The European Court of Justice (ECJ) had provided guidance to the national Austrian court as to the factors to be considered when determining whether a registration applied for in the knowledge that other very similar marks were being used in the Community is to be considered as having been made in bad faith.
Article 51(1)(b) of the Community Trade Mark Regulation No 40/94 provides:
'A Community trade mark shall be declared invalid on application to ...[OHIM] or on the basis of a counterclaim in infringement proceedings...where the applicant was acting in bad faith when he filed the application for the trade mark.'
Regulation No 40/94 was repealed by Council Regulation (EC) No 207/2009 of 26 February 2009 which came into force on 13 April 2009. However, the relevant provisions are unchanged.
In Austria and Germany chocolate bunnies have been marketed since at least 1930 in various shapes and colours. Since the introduction of automated wrapping, industrially manufactured bunnies have become increasingly similar.
Lindt & Sprüngli (Lindt) has since the early 1950s produced a chocolate bunny with a shape very like that protected by the three-dimensional mark at issue.
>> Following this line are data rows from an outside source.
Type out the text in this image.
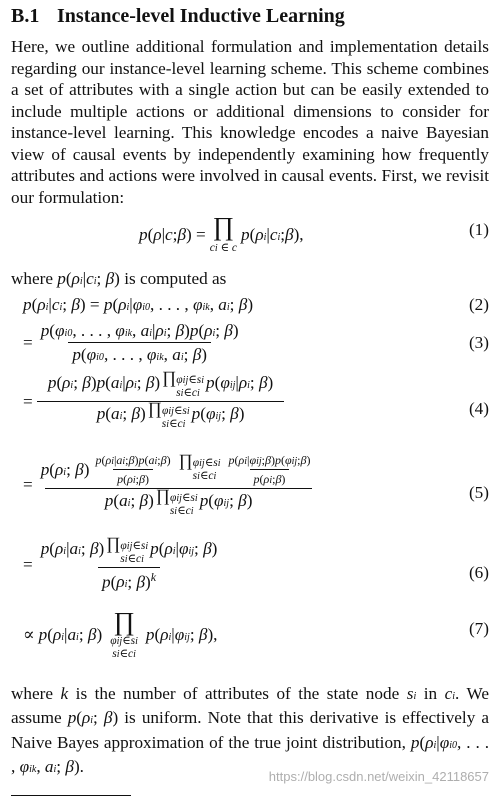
B.1 Instance-level Inductive Learning

Here, we outline additional formulation and implementation details regarding our instance-level learning scheme. This scheme combines a set of attributes with a single action but can be easily extended to include multiple actions or additional dimensions to consider for instance-level learning. This knowledge encodes a naive Bayesian view of causal events by independently examining how frequently attributes and actions were involved in causal events. First, we revisit our formulation:

p ( ρ | c ; β ) = ∏
ci ∈ c
p ( ρi | ci ; β ),	(1)
where p(ρi|ci; β) is computed as
p(ρi|ci; β) = p(ρi|φi0, . . . , φik, ai; β)	(2)
= $\frac{\text{p(φi0, . . . , φik, ai|ρi; β)p(ρi; β)}}{\text{p(φi0, . . . , φik, ai; β)}}$	(3)
=
p(ρi; β)p(ai|ρi; β) ∏φij∈si
si∈ci
p(φij|ρi; β)
p(ai; β) ∏φij∈si
si∈ci
p(φij; β)	(4)
=
p(ρi; $\beta) \frac{p(\rho i|ai;\beta)p(ai;\beta)}{p(\rho i;\beta)}$ ∏φij∈si
si∈ci $\frac{\text{p(ρi|φij;β)p(φij;β)}}{p(\rho i;\beta)}$
p(ai; β) ∏φij∈si
si∈ci
p(φij; β)	(5)
= p(ρi|ai; β) ∏φij∈si
si∈ci
p(ρi|φij; β)
p(ρi; β)$^k$	(6)
∝ p(ρi|ai; β) ∏
φij∈si
si∈ci
p(ρi|φij; β),	(7)

where k is the number of attributes of the state node si in ci. We assume p(ρi; β) is uniform. Note that this derivative is effectively a Naive Bayes approximation of the true joint distribution, p(ρi|φi0, . . . , φik, ai; β).

https://blog.csdn.net/weixin_42118657
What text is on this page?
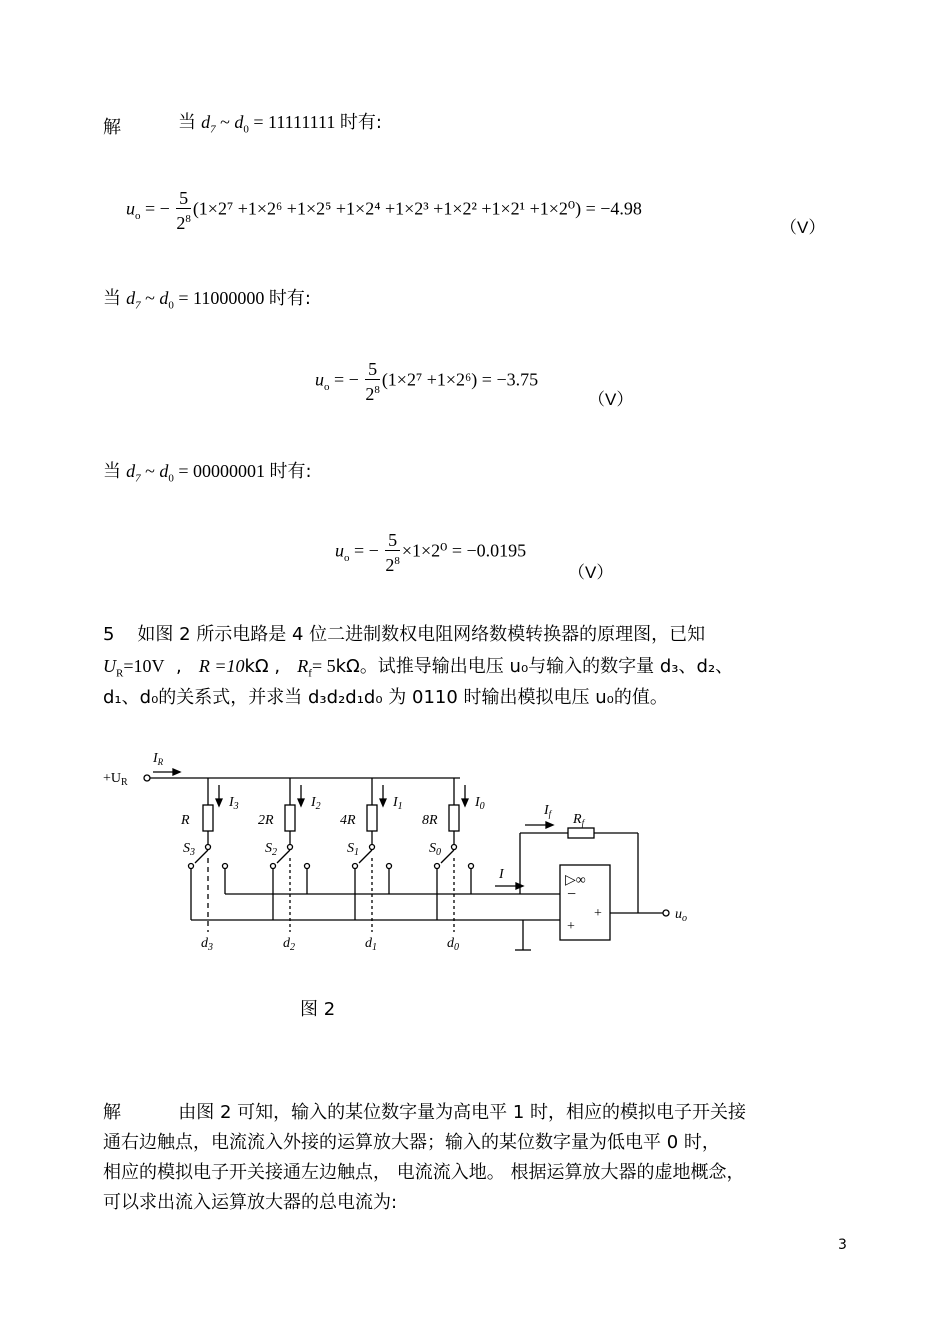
解	当 $d_7$ ~ $d_0 = 11111111$ 时有:
$u_o$ = − $\frac{5}{2^8} (1\times 2^7 +1\times 2^6 +1\times 2^5 +1\times 2^4 +1\times 2^3 +1\times 2^2 +1\times 2^1 +1\times 2^0) = -4.98$
（V）
当 $d_7$ ~ $d_0 = 11000000$ 时有:
$u_o$ = − $\frac{5}{2^8} (1\times 2^7 +1\times 2^6) = -3.75$
（V）
当 $d_7$ ~ $d_0 = 00000001$ 时有:
$u_o$ = − $\frac{5}{2^8} \times 1\times 2^0 = -0.0195$
（V）
5 如图 2 所示电路是 4 位二进制数权电阻网络数模转换器的原理图，已知
$U_R=10V$  ,   R =10kΩ ,   $R_f= 5k\Omega$。试推导输出电压 u₀与输入的数字量 d₃、d₂、
d₁、d₀的关系式，并求当 d₃d₂d₁d₀ 为 0110 时输出模拟电压 u₀的值。
$+U_R$
$I_R$
R	2R	4R	8R
$I_3$	$I_2$	$I_1$	$I_0$
$S_3$	$S_2$	$S_1$	$S_0$
$d_3$	$d_2$	$d_1$	$d_0$
$I_f$ $R_f$
I	▷∞
−
+
+	$u_o$
图 2
解	由图 2 可知，输入的某位数字量为高电平 1 时，相应的模拟电子开关接
通右边触点，电流流入外接的运算放大器；输入的某位数字量为低电平 0 时，
相应的模拟电子开关接通左边触点， 电流流入地。 根据运算放大器的虚地概念，
可以求出流入运算放大器的总电流为:
3
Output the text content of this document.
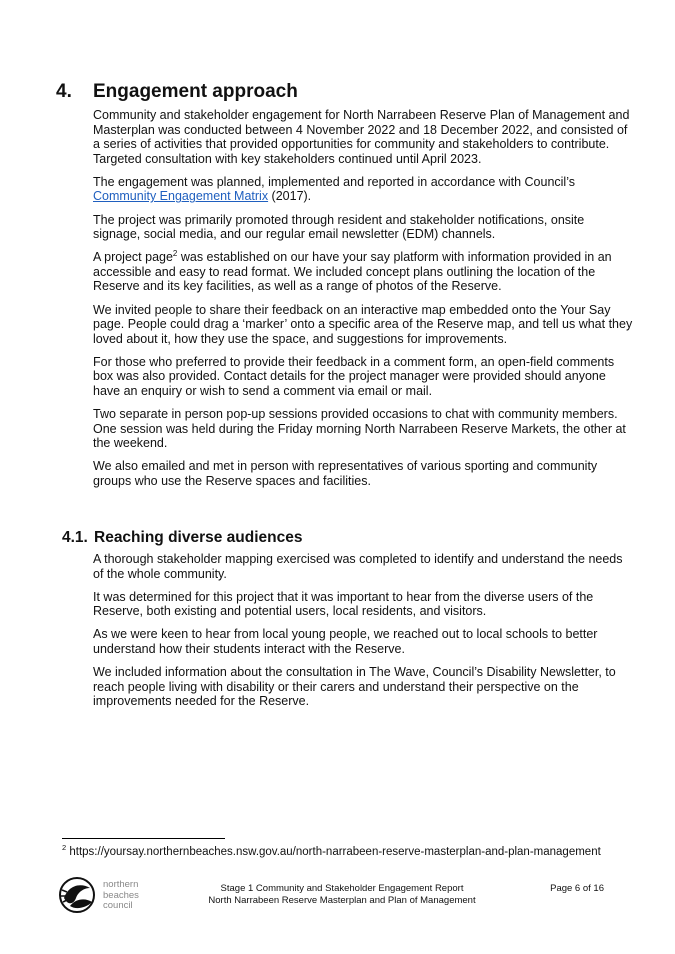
4. Engagement approach

Community and stakeholder engagement for North Narrabeen Reserve Plan of Management and Masterplan was conducted between 4 November 2022 and 18 December 2022, and consisted of a series of activities that provided opportunities for community and stakeholders to contribute. Targeted consultation with key stakeholders continued until April 2023.

The engagement was planned, implemented and reported in accordance with Council’s Community Engagement Matrix (2017).

The project was primarily promoted through resident and stakeholder notifications, onsite signage, social media, and our regular email newsletter (EDM) channels.

A project page$^2$ was established on our have your say platform with information provided in an accessible and easy to read format. We included concept plans outlining the location of the Reserve and its key facilities, as well as a range of photos of the Reserve.

We invited people to share their feedback on an interactive map embedded onto the Your Say page. People could drag a ‘marker’ onto a specific area of the Reserve map, and tell us what they loved about it, how they use the space, and suggestions for improvements.

For those who preferred to provide their feedback in a comment form, an open-field comments box was also provided. Contact details for the project manager were provided should anyone have an enquiry or wish to send a comment via email or mail.

Two separate in person pop-up sessions provided occasions to chat with community members. One session was held during the Friday morning North Narrabeen Reserve Markets, the other at the weekend.

We also emailed and met in person with representatives of various sporting and community groups who use the Reserve spaces and facilities.

4.1. Reaching diverse audiences

A thorough stakeholder mapping exercised was completed to identify and understand the needs of the whole community.

It was determined for this project that it was important to hear from the diverse users of the Reserve, both existing and potential users, local residents, and visitors.

As we were keen to hear from local young people, we reached out to local schools to better understand how their students interact with the Reserve.

We included information about the consultation in The Wave, Council’s Disability Newsletter, to reach people living with disability or their carers and understand their perspective on the improvements needed for the Reserve.

$^2$ https://yoursay.northernbeaches.nsw.gov.au/north-narrabeen-reserve-masterplan-and-plan-management
northern
beaches
council
Stage 1 Community and Stakeholder Engagement Report
North Narrabeen Reserve Masterplan and Plan of Management
Page 6 of 16
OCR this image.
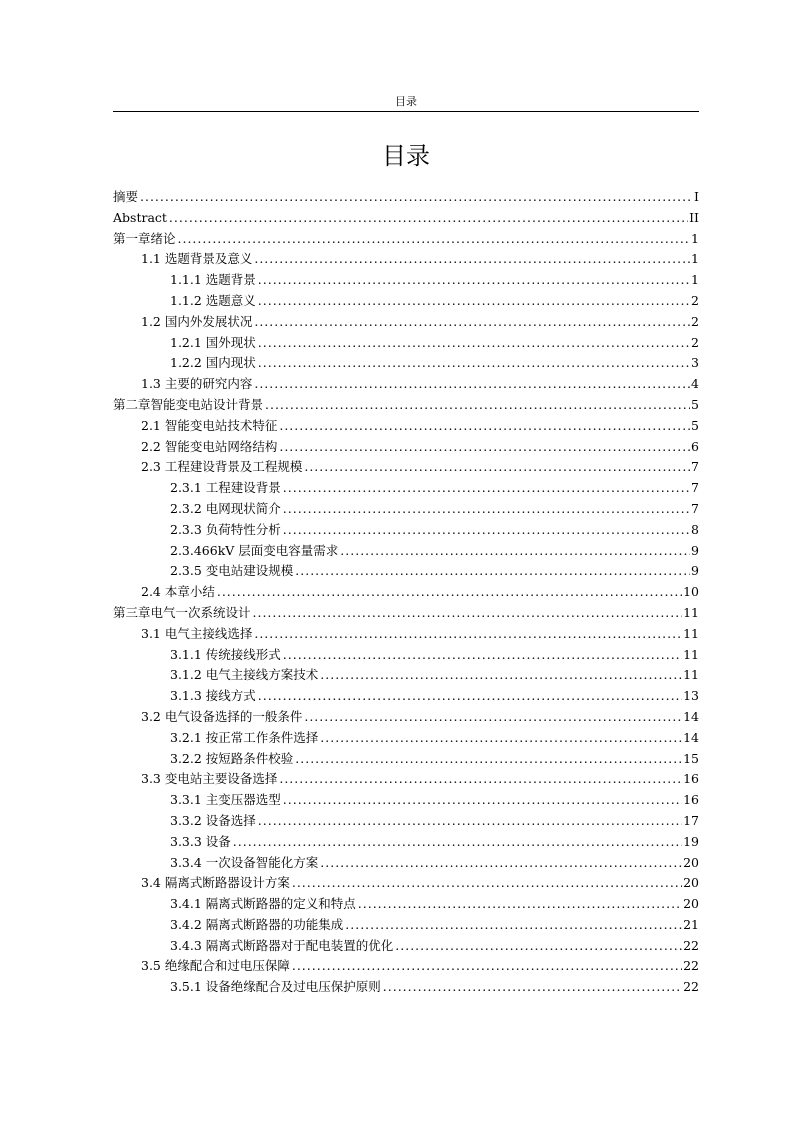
目录
目录
摘要 .....	I
Abstract .....	II
第一章绪论 .....	1
1.1 选题背景及意义 .....	1
1.1.1 选题背景 .....	1
1.1.2 选题意义 .....	2
1.2 国内外发展状况 .....	2
1.2.1 国外现状 .....	2
1.2.2 国内现状 .....	3
1.3 主要的研究内容 .....	4
第二章智能变电站设计背景 .....	5
2.1 智能变电站技术特征 .....	5
2.2 智能变电站网络结构 .....	6
2.3 工程建设背景及工程规模 .....	7
2.3.1 工程建设背景 .....	7
2.3.2 电网现状简介 .....	7
2.3.3 负荷特性分析 .....	8
2.3.466kV 层面变电容量需求 .....	9
2.3.5 变电站建设规模 .....	9
2.4 本章小结 .....	10
第三章电气一次系统设计 .....	11
3.1 电气主接线选择 .....	11
3.1.1 传统接线形式 .....	11
3.1.2 电气主接线方案技术 .....	11
3.1.3 接线方式 .....	13
3.2 电气设备选择的一般条件 .....	14
3.2.1 按正常工作条件选择 .....	14
3.2.2 按短路条件校验 .....	15
3.3 变电站主要设备选择 .....	16
3.3.1 主变压器选型 .....	16
3.3.2 设备选择 .....	17
3.3.3 设备 .....	19
3.3.4 一次设备智能化方案 .....	20
3.4 隔离式断路器设计方案 .....	20
3.4.1 隔离式断路器的定义和特点 .....	20
3.4.2 隔离式断路器的功能集成 .....	21
3.4.3 隔离式断路器对于配电装置的优化 .....	22
3.5 绝缘配合和过电压保障 .....	22
3.5.1 设备绝缘配合及过电压保护原则 .....	22
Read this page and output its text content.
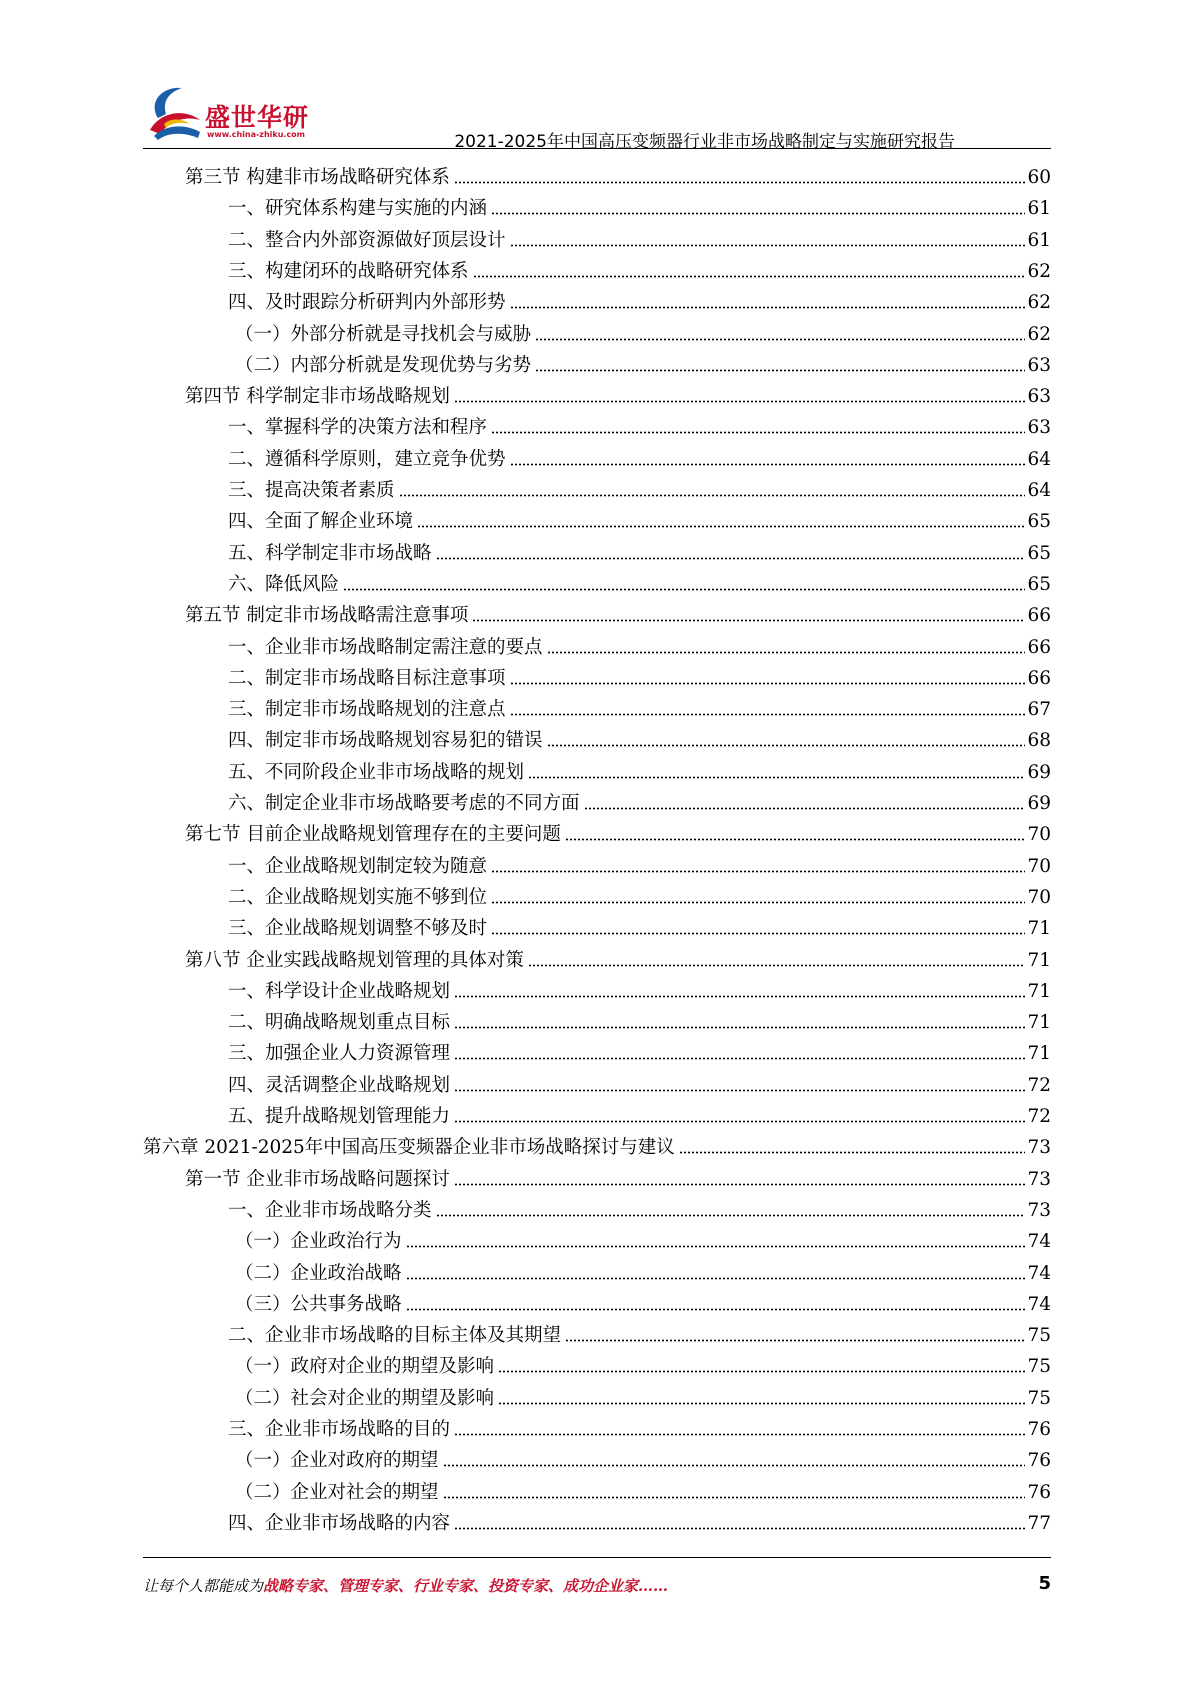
盛世华研
www.china-zhiku.com	2021-2025年中国高压变频器行业非市场战略制定与实施研究报告
第三节 构建非市场战略研究体系	60
一、研究体系构建与实施的内涵	61
二、整合内外部资源做好顶层设计	61
三、构建闭环的战略研究体系	62
四、及时跟踪分析研判内外部形势	62
（一）外部分析就是寻找机会与威胁	62
（二）内部分析就是发现优势与劣势	63
第四节 科学制定非市场战略规划	63
一、掌握科学的决策方法和程序	63
二、遵循科学原则，建立竞争优势	64
三、提高决策者素质	64
四、全面了解企业环境	65
五、科学制定非市场战略	65
六、降低风险	65
第五节 制定非市场战略需注意事项	66
一、企业非市场战略制定需注意的要点	66
二、制定非市场战略目标注意事项	66
三、制定非市场战略规划的注意点	67
四、制定非市场战略规划容易犯的错误	68
五、不同阶段企业非市场战略的规划	69
六、制定企业非市场战略要考虑的不同方面	69
第七节 目前企业战略规划管理存在的主要问题	70
一、企业战略规划制定较为随意	70
二、企业战略规划实施不够到位	70
三、企业战略规划调整不够及时	71
第八节 企业实践战略规划管理的具体对策	71
一、科学设计企业战略规划	71
二、明确战略规划重点目标	71
三、加强企业人力资源管理	71
四、灵活调整企业战略规划	72
五、提升战略规划管理能力	72
第六章 2021-2025年中国高压变频器企业非市场战略探讨与建议	73
第一节 企业非市场战略问题探讨	73
一、企业非市场战略分类	73
（一）企业政治行为	74
（二）企业政治战略	74
（三）公共事务战略	74
二、企业非市场战略的目标主体及其期望	75
（一）政府对企业的期望及影响	75
（二）社会对企业的期望及影响	75
三、企业非市场战略的目的	76
（一）企业对政府的期望	76
（二）企业对社会的期望	76
四、企业非市场战略的内容	77
让每个人都能成为战略专家、管理专家、行业专家、投资专家、成功企业家……	5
However Lindt has only marketed it in Austria since 1994.
The three-dimensional mark at issue (a gold coloured chocolate bunny, in a sitting position, wearing a red ribbon and a bell and with the words 'Lindt GOLDHASE' in brown lettering) was obtained by Lindt in 2000.
Franz Hauswirth has marketed chocolate bunnies in Austria since 1962 and a bunny in the form to which objection was taken since 1997. The Austrian court held that it was similar to the Lindt mark, noting that Franz Hauswirth affixes a label to the underside of the product only. It found that there was a likelihood of confusion.
After registration Lindt began to take trade mark infringement proceedings against manufacturers who, to its knowledge, were manufacturing products so similar to the bunny protected by that mark that there was a likelihood of confusion including against Franz Hauswirth. Franz Hauswirth counter-claimed for invalidity and the Austrian court sought the guidance of the ECJ. The ECJ was consulted on the issue of whether Lindt's application made in the knowledge of the marketing of the Franz Hauswirth bunny in Austria was made in bad faith (and so should be declared invalid).
It appears that for reasons of national law the referring court had found or Franz Hauswirth had conceded that it would not be able to rely on relative grounds to revoke Lindt's mark as its own "valuable right" and its "degree of legal protection" was not sufficient to amount to a prior right under the Community Trade Mark Regulation.
The ECJ concluded that "the fact that the applicant knows or must know that a third party has long been using, in at least one Member State, an identical or similar sign for an identical or similar product capable of being confused with the sign for which registration is sought is not sufficient, in itself, to permit the conclusion that the applicant was acting in bad faith"
However it further explained that whether the applicant is acting in bad faith, within the meaning of Article 51(1)(b) must be the subject of an overall assessment, taking into account all the factors relevant to the particular case. The factors specified in the questions referred for a preliminary ruling, which may be relevant are:
- the fact that the applicant knows or must know that a third party is using in at least one Member State, an identical or similar sign for an identical or similar product capable of being confused with the sign for which registration is sought;
- the applicant's intention to prevent that third party from continuing to use such a sign; and
- the degree of legal protection enjoyed by the third party's sign and by the sign for which registration is sought.
In respect of the first factor a presumption of knowledge may arise from the duration of such use and other factors. The more that use is long-standing, the more probable it is that the applicant will, when filing the application for registration, have knowledge of it.
In the light of the rather peculiar facts of this case, the ECJ's guidance seems sensible. However perhaps most interesting and of wider application is the ECJ's comment that: "the intention to prevent a third party from marketing a product may, in certain circumstances, be an element of bad faith on the part of applicant... That is in particular the case when it becomes apparent, subsequently, that the applicant applied for registration of a sign as a Community trade mark without intending to use it, his sole objective being to prevent a third party from entering the market".
In the UK courts an established lack of intention to use the mark by the applicant when registering a mark has long been regarded as a ground for a bad faith objection. This judgment however is the first indication by the ECJ that lack of intention may also be a ground for bad faith under the Community Trade Mark Regulation. The distinction being that here such a lack of intention must be combined with a "sole objective" of preventing "a third party" from entering the market.
It could be argued that where a mark is registered without an intention to use it the objective of such a registration must be to prevent others from entering the market with that mark. However what remains unclear is whether such a registration must be targeted to hamper a particular third party for it to amount to bad faith under the Community Trade Mark Regulation.